Learning complexity of gradient descent and conjugate gradient algorithms
Xianqi Jiao, Jia Liu, Zhiping Chen
TL;DR
The paper introduces a data-driven framework to quantify the learning complexity of tuning gradient-based optimization algorithms (GD and CG) via algorithm selection. A key contribution is a primal-dual integral-inspired cost that remains meaningful when iterations are halted and provides bounded pseudo-dimensions, enabling ERM-based guarantees. It establishes that GD admits a (C+ε,δ)-learnability with sample complexity m = ̃O(H^3/ε^2) under the new cost, and extends the approach to CG, yielding m = ̃O(H^4/ε^2). Together, these results demonstrate that optimal step-size and conjugate-parameter configurations can be identified with high probability from a finite sample, advancing data-driven algorithm design for large-scale optimization problems.
Abstract
Gradient Descent (GD) and Conjugate Gradient (CG) methods are among the most effective iterative algorithms for solving unconstrained optimization problems, particularly in machine learning and statistical modeling, where they are employed to minimize cost functions.
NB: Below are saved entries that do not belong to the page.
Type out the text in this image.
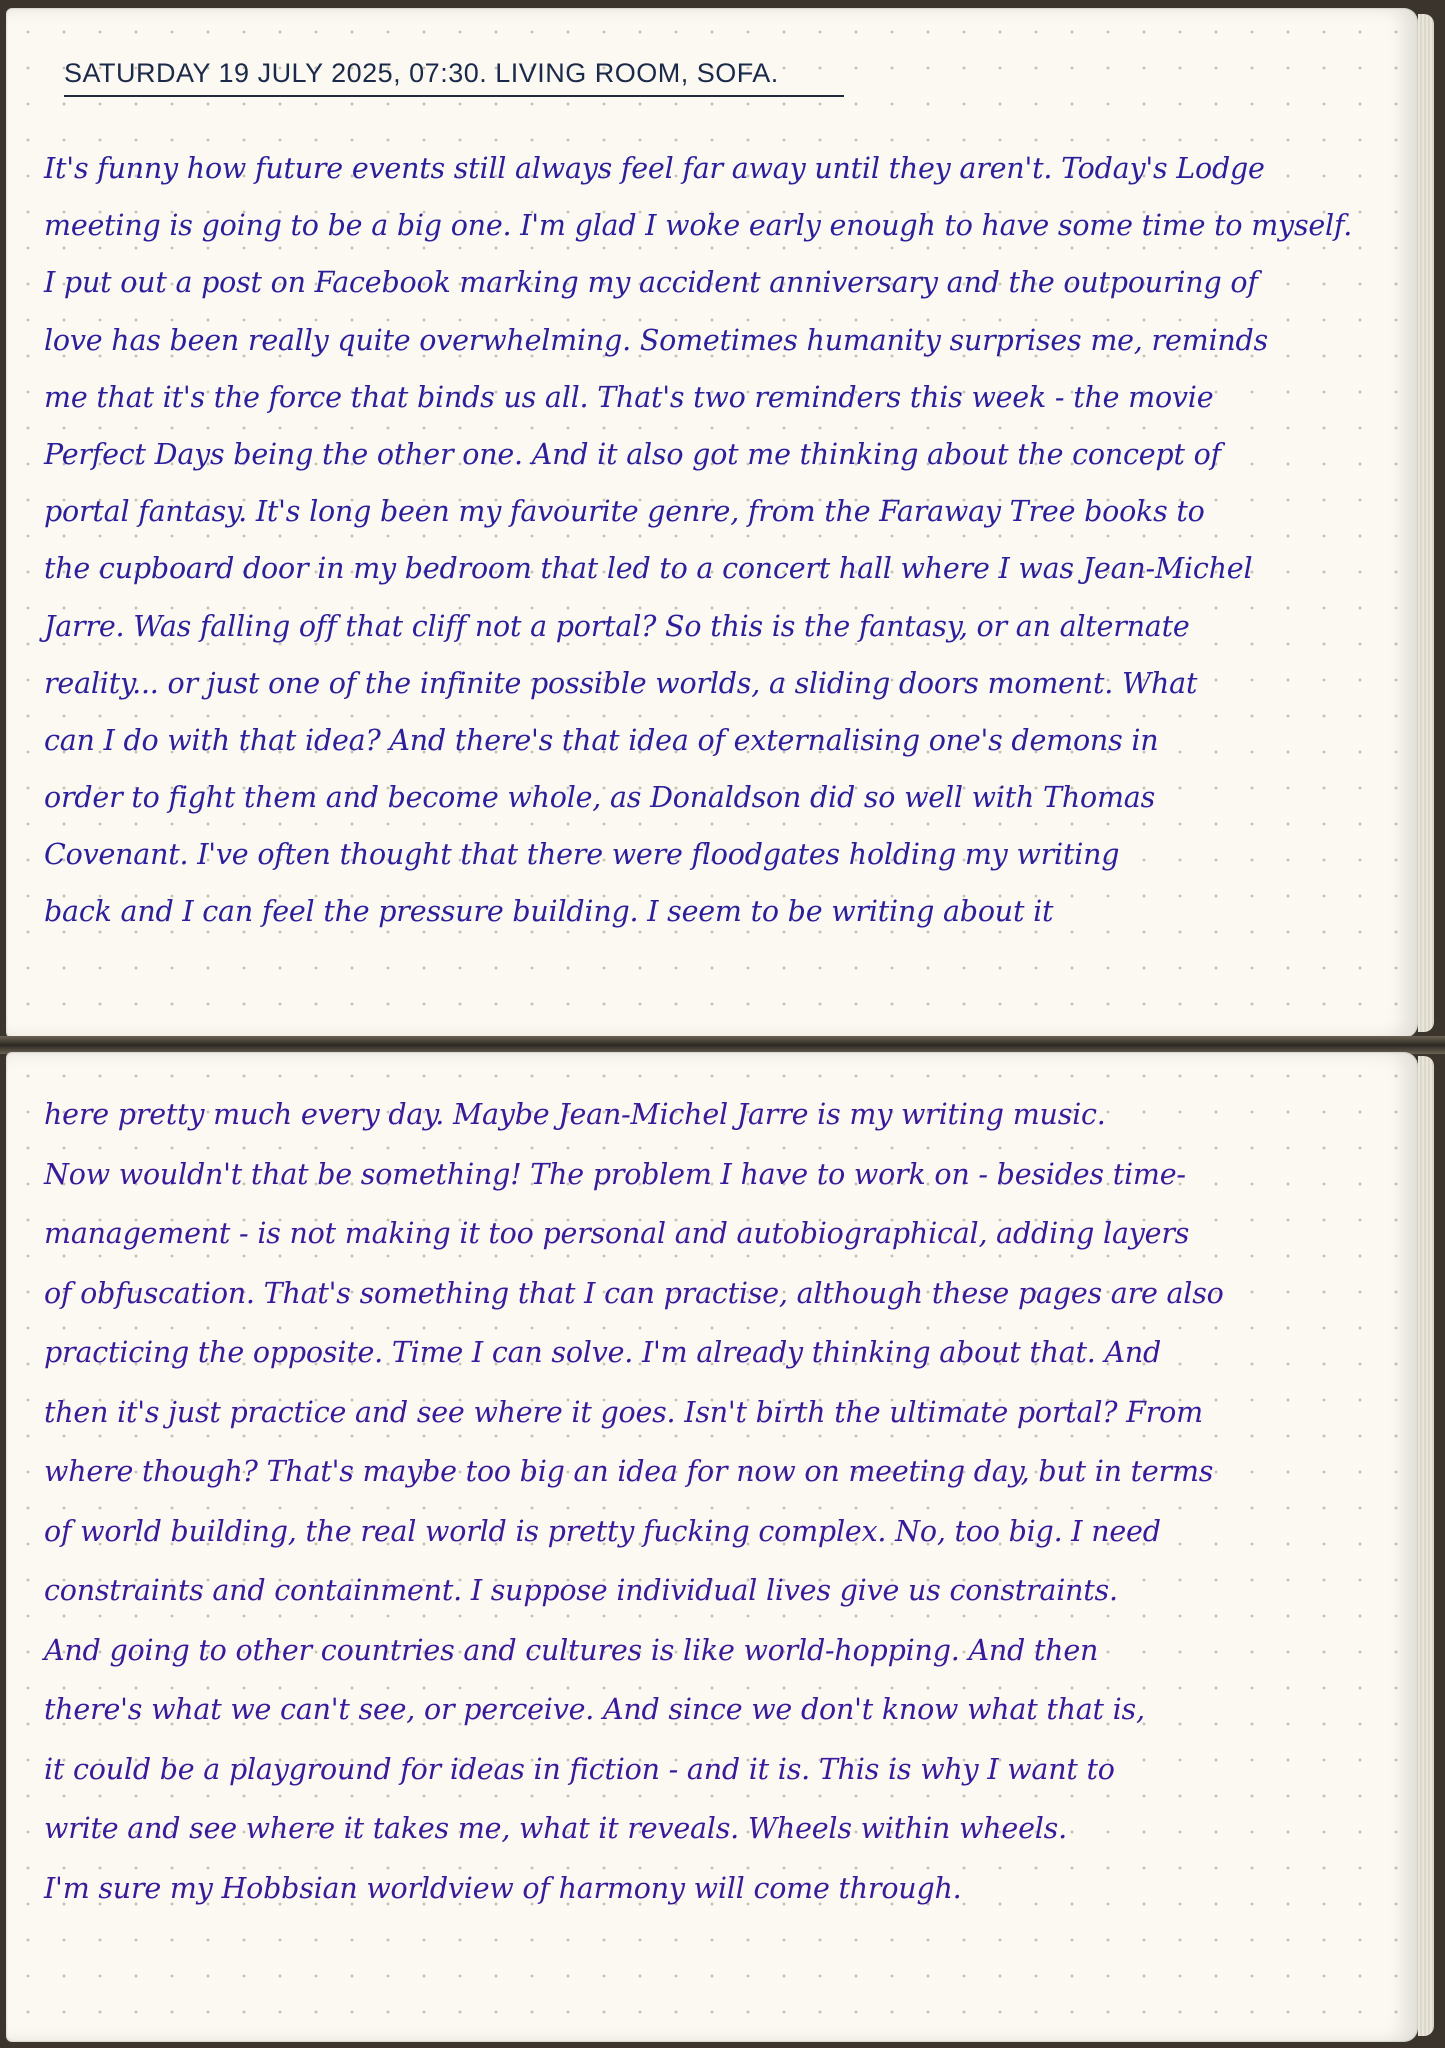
SATURDAY 19 JULY 2025, 07:30. LIVING ROOM, SOFA.
It's funny how future events still always feel far away until they aren't. Today's Lodge
meeting is going to be a big one. I'm glad I woke early enough to have some time to myself.
I put out a post on Facebook marking my accident anniversary and the outpouring of
love has been really quite overwhelming. Sometimes humanity surprises me, reminds
me that it's the force that binds us all. That's two reminders this week - the movie
Perfect Days being the other one. And it also got me thinking about the concept of
portal fantasy. It's long been my favourite genre, from the Faraway Tree books to
the cupboard door in my bedroom that led to a concert hall where I was Jean-Michel
Jarre. Was falling off that cliff not a portal? So this is the fantasy, or an alternate
reality... or just one of the infinite possible worlds, a sliding doors moment. What
can I do with that idea? And there's that idea of externalising one's demons in
order to fight them and become whole, as Donaldson did so well with Thomas
Covenant. I've often thought that there were floodgates holding my writing
back and I can feel the pressure building. I seem to be writing about it
here pretty much every day. Maybe Jean-Michel Jarre is my writing music.
Now wouldn't that be something! The problem I have to work on - besides time-
management - is not making it too personal and autobiographical, adding layers
of obfuscation. That's something that I can practise, although these pages are also
practicing the opposite. Time I can solve. I'm already thinking about that. And
then it's just practice and see where it goes. Isn't birth the ultimate portal? From
where though? That's maybe too big an idea for now on meeting day, but in terms
of world building, the real world is pretty fucking complex. No, too big. I need
constraints and containment. I suppose individual lives give us constraints.
And going to other countries and cultures is like world-hopping. And then
there's what we can't see, or perceive. And since we don't know what that is,
it could be a playground for ideas in fiction - and it is. This is why I want to
write and see where it takes me, what it reveals. Wheels within wheels.
I'm sure my Hobbsian worldview of harmony will come through.
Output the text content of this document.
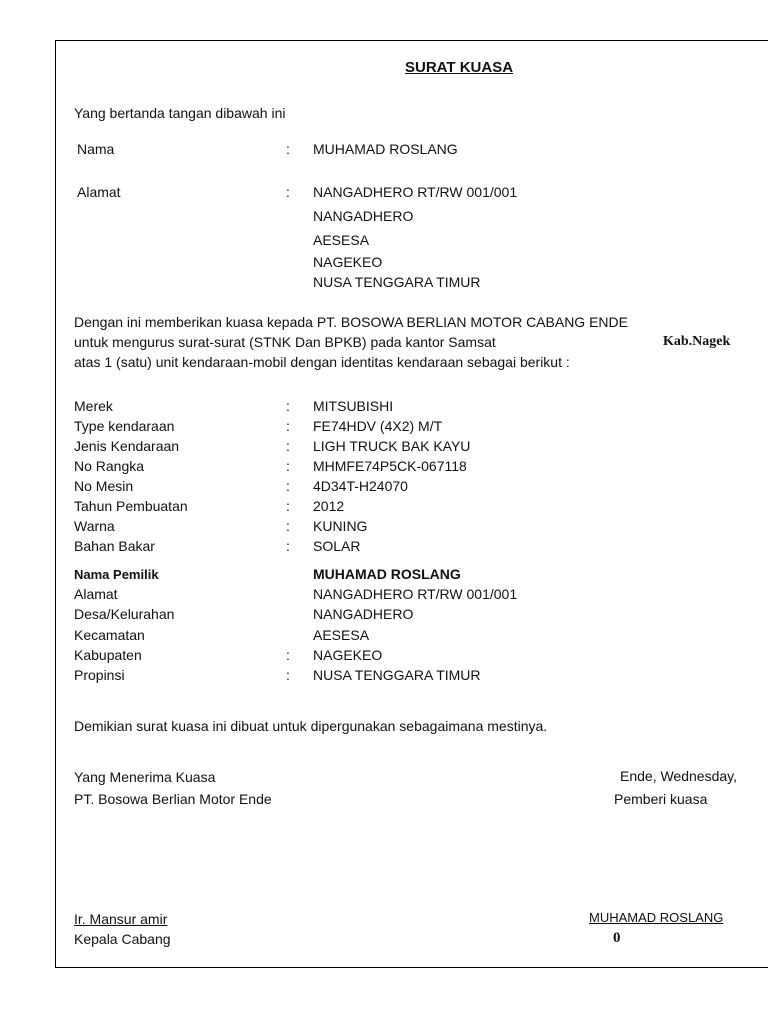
SURAT KUASA
Yang bertanda tangan dibawah ini
Nama	: MUHAMAD ROSLANG
Alamat	: NANGADHERO RT/RW 001/001
NANGADHERO
AESESA
NAGEKEO
NUSA TENGGARA TIMUR
Dengan ini memberikan kuasa kepada PT. BOSOWA BERLIAN MOTOR CABANG ENDE
untuk mengurus surat-surat (STNK Dan BPKB) pada kantor Samsat	Kab.Nagek
atas 1 (satu) unit kendaraan-mobil dengan identitas kendaraan sebagai berikut :
Merek	: MITSUBISHI
Type kendaraan	: FE74HDV (4X2) M/T
Jenis Kendaraan	: LIGH TRUCK BAK KAYU
No Rangka	: MHMFE74P5CK-067118
No Mesin	: 4D34T-H24070
Tahun Pembuatan	: 2012
Warna	: KUNING
Bahan Bakar	: SOLAR
Nama Pemilik	MUHAMAD ROSLANG
Alamat	NANGADHERO RT/RW 001/001
Desa/Kelurahan	NANGADHERO
Kecamatan	AESESA
Kabupaten	: NAGEKEO
Propinsi	: NUSA TENGGARA TIMUR
Demikian surat kuasa ini dibuat untuk dipergunakan sebagaimana mestinya.
Yang Menerima Kuasa
PT. Bosowa Berlian Motor Ende
Ende, Wednesday,
Pemberi kuasa
Ir. Mansur amir
Kepala Cabang
MUHAMAD ROSLANG
0
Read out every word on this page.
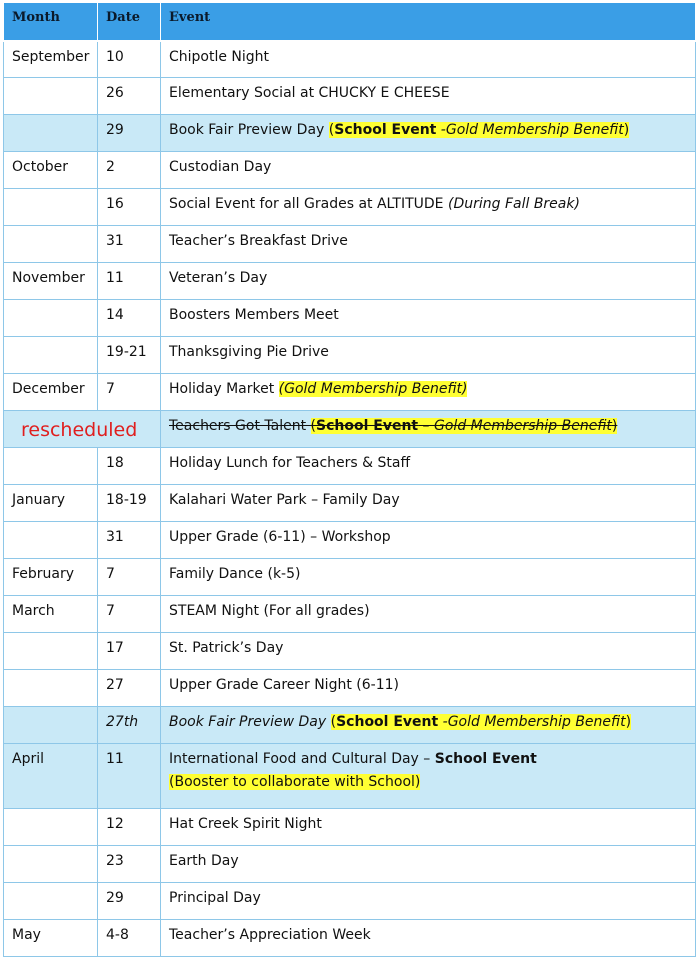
Month	Date	Event
September	10	Chipotle Night
	26	Elementary Social at CHUCKY E CHEESE
	29	Book Fair Preview Day (School Event -Gold Membership Benefit)
October	2	Custodian Day
	16	Social Event for all Grades at ALTITUDE (During Fall Break)
	31	Teacher’s Breakfast Drive
November	11	Veteran’s Day
	14	Boosters Members Meet
	19-21	Thanksgiving Pie Drive
December	7	Holiday Market (Gold Membership Benefit)
rescheduled		Teachers Got Talent (School Event – Gold Membership Benefit)
	18	Holiday Lunch for Teachers & Staff
January	18-19	Kalahari Water Park – Family Day
	31	Upper Grade (6-11) – Workshop
February	7	Family Dance (k-5)
March	7	STEAM Night (For all grades)
	17	St. Patrick’s Day
	27	Upper Grade Career Night (6-11)
	27th	Book Fair Preview Day (School Event -Gold Membership Benefit)
April	11	International Food and Cultural Day – School Event
(Booster to collaborate with School)

	12	Hat Creek Spirit Night
	23	Earth Day
	29	Principal Day
May	4-8	Teacher’s Appreciation Week
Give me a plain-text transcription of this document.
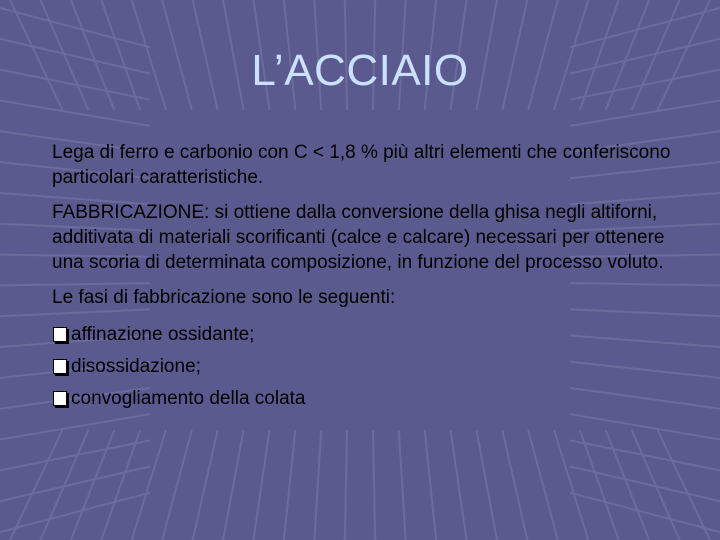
L’ACCIAIO

Lega di ferro e carbonio con C < 1,8 % più altri elementi che conferiscono particolari caratteristiche.

FABBRICAZIONE: si ottiene dalla conversione della ghisa negli altiforni, additivata di materiali scorificanti (calce e calcare) necessari per ottenere una scoria di determinata composizione, in funzione del processo voluto.

Le fasi di fabbricazione sono le seguenti:

affinazione ossidante;
disossidazione;
convogliamento della colata
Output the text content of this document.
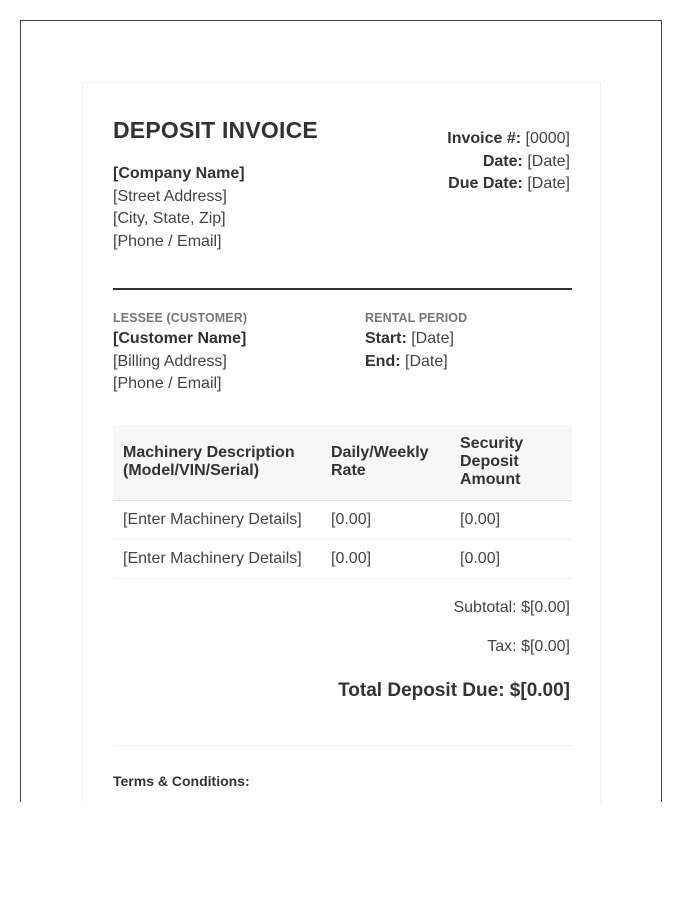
DEPOSIT INVOICE
[Company Name]
[Street Address]
[City, State, Zip]
[Phone / Email]
Invoice #: [0000]
Date: [Date]
Due Date: [Date]
LESSEE (CUSTOMER)
[Customer Name]
[Billing Address]
[Phone / Email]
RENTAL PERIOD
Start: [Date]
End: [Date]
Machinery Description (Model/VIN/Serial)	Daily/Weekly Rate	Security Deposit Amount
[Enter Machinery Details]	[0.00]	[0.00]
[Enter Machinery Details]	[0.00]	[0.00]
Subtotal: $[0.00]
Tax: $[0.00]
Total Deposit Due: $[0.00]
Terms & Conditions:
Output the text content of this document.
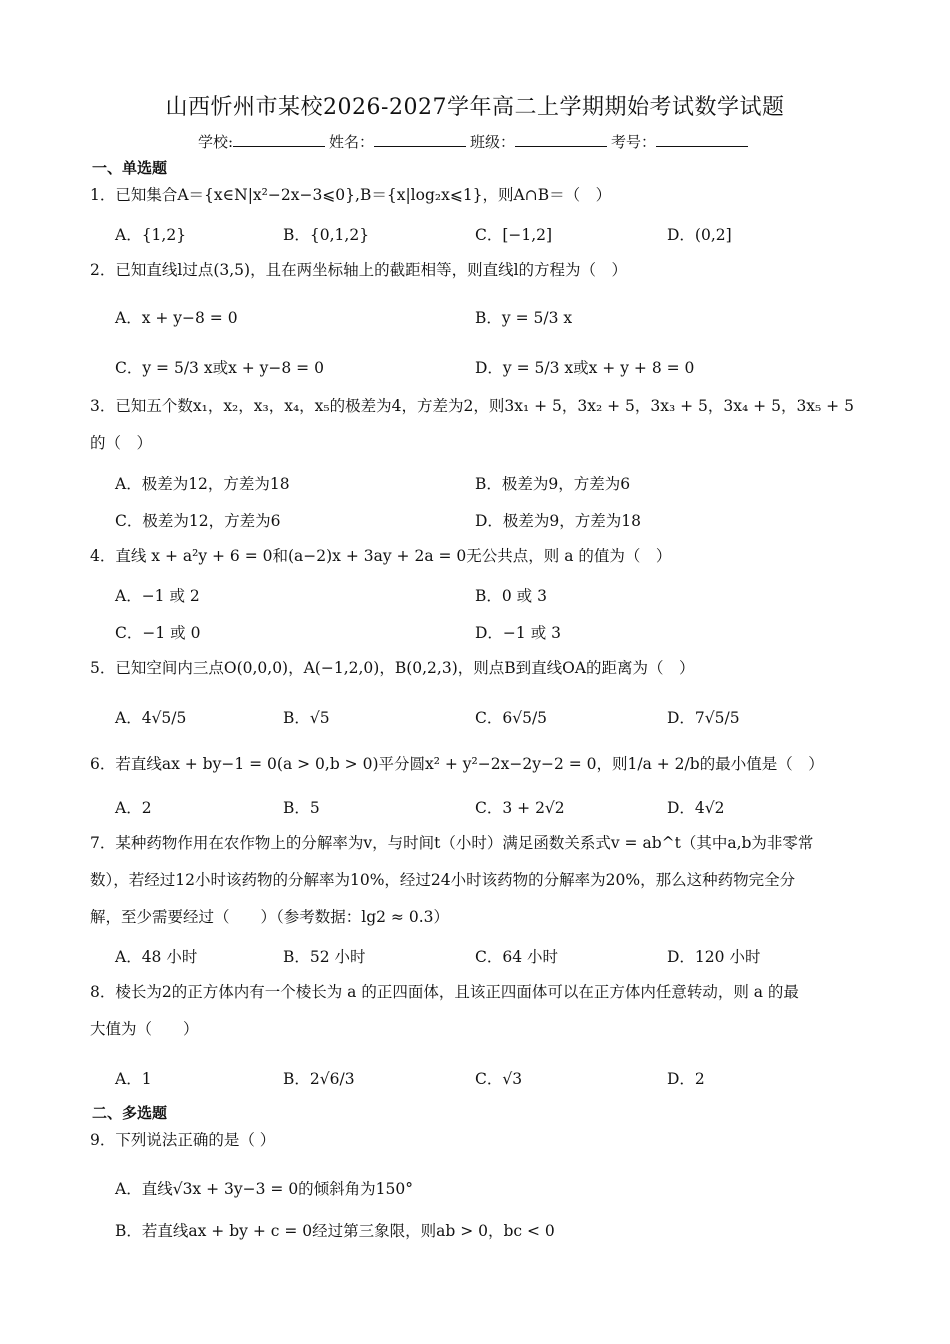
山西忻州市某校2026-2027学年高二上学期期始考试数学试题
学校:	姓名：	班级：	考号：
一、单选题
1．已知集合A＝{x∈N|x²−2x−3⩽0},B＝{x|log₂x⩽1}，则A∩B＝（　）
A．{1,2}	B．{0,1,2}	C．[−1,2]	D．(0,2]
2．已知直线l过点(3,5)，且在两坐标轴上的截距相等，则直线l的方程为（　）
A．x + y−8 = 0	B．y = 5/3 x
C．y = 5/3 x或x + y−8 = 0	D．y = 5/3 x或x + y + 8 = 0
3．已知五个数x₁，x₂，x₃，x₄，x₅的极差为4，方差为2，则3x₁ + 5，3x₂ + 5，3x₃ + 5，3x₄ + 5，3x₅ + 5
的（　）
A．极差为12，方差为18	B．极差为9，方差为6
C．极差为12，方差为6	D．极差为9，方差为18
4．直线 x + a²y + 6 = 0和(a−2)x + 3ay + 2a = 0无公共点，则 a 的值为（　）
A．−1 或 2	B．0 或 3
C．−1 或 0	D．−1 或 3
5．已知空间内三点O(0,0,0)，A(−1,2,0)，B(0,2,3)，则点B到直线OA的距离为（　）
A．4√5/5	B．√5	C．6√5/5	D．7√5/5
6．若直线ax + by−1 = 0(a > 0,b > 0)平分圆x² + y²−2x−2y−2 = 0，则1/a + 2/b的最小值是（　）
A．2	B．5	C．3 + 2√2	D．4√2
7．某种药物作用在农作物上的分解率为v，与时间t（小时）满足函数关系式v = ab^t（其中a,b为非零常
数），若经过12小时该药物的分解率为10%，经过24小时该药物的分解率为20%，那么这种药物完全分
解，至少需要经过（　　）（参考数据：lg2 ≈ 0.3）
A．48 小时	B．52 小时	C．64 小时	D．120 小时
8．棱长为2的正方体内有一个棱长为 a 的正四面体，且该正四面体可以在正方体内任意转动，则 a 的最
大值为（　　）
A．1	B．2√6/3	C．√3	D．2
二、多选题
9．下列说法正确的是（ ）
A．直线√3x + 3y−3 = 0的倾斜角为150°
B．若直线ax + by + c = 0经过第三象限，则ab > 0，bc < 0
In these algorithms, tunable parameters, such as step sizes or conjugate parameters, play a crucial role in determining key performance metrics, like runtime and solution quality. In this work, we introduce a framework that models algorithm selection as a statistical learning problem, and thus learning complexity can be estimated by the pseudo-dimension of the algorithm group. We first propose a new cost measure for unconstrained optimization algorithms, inspired by the concept of primal-dual integral in mixed-integer linear programming. Based on the new cost measure, we derive an improved upper bound for the pseudo-dimension of gradient descent algorithm group by discretizing the set of step size configurations. Moreover, we generalize our findings from gradient descent algorithm to the conjugate gradient algorithm group for the first time, and prove the existence a learning algorithm capable of probabilistically identifying the optimal algorithm with a sufficiently large sample size.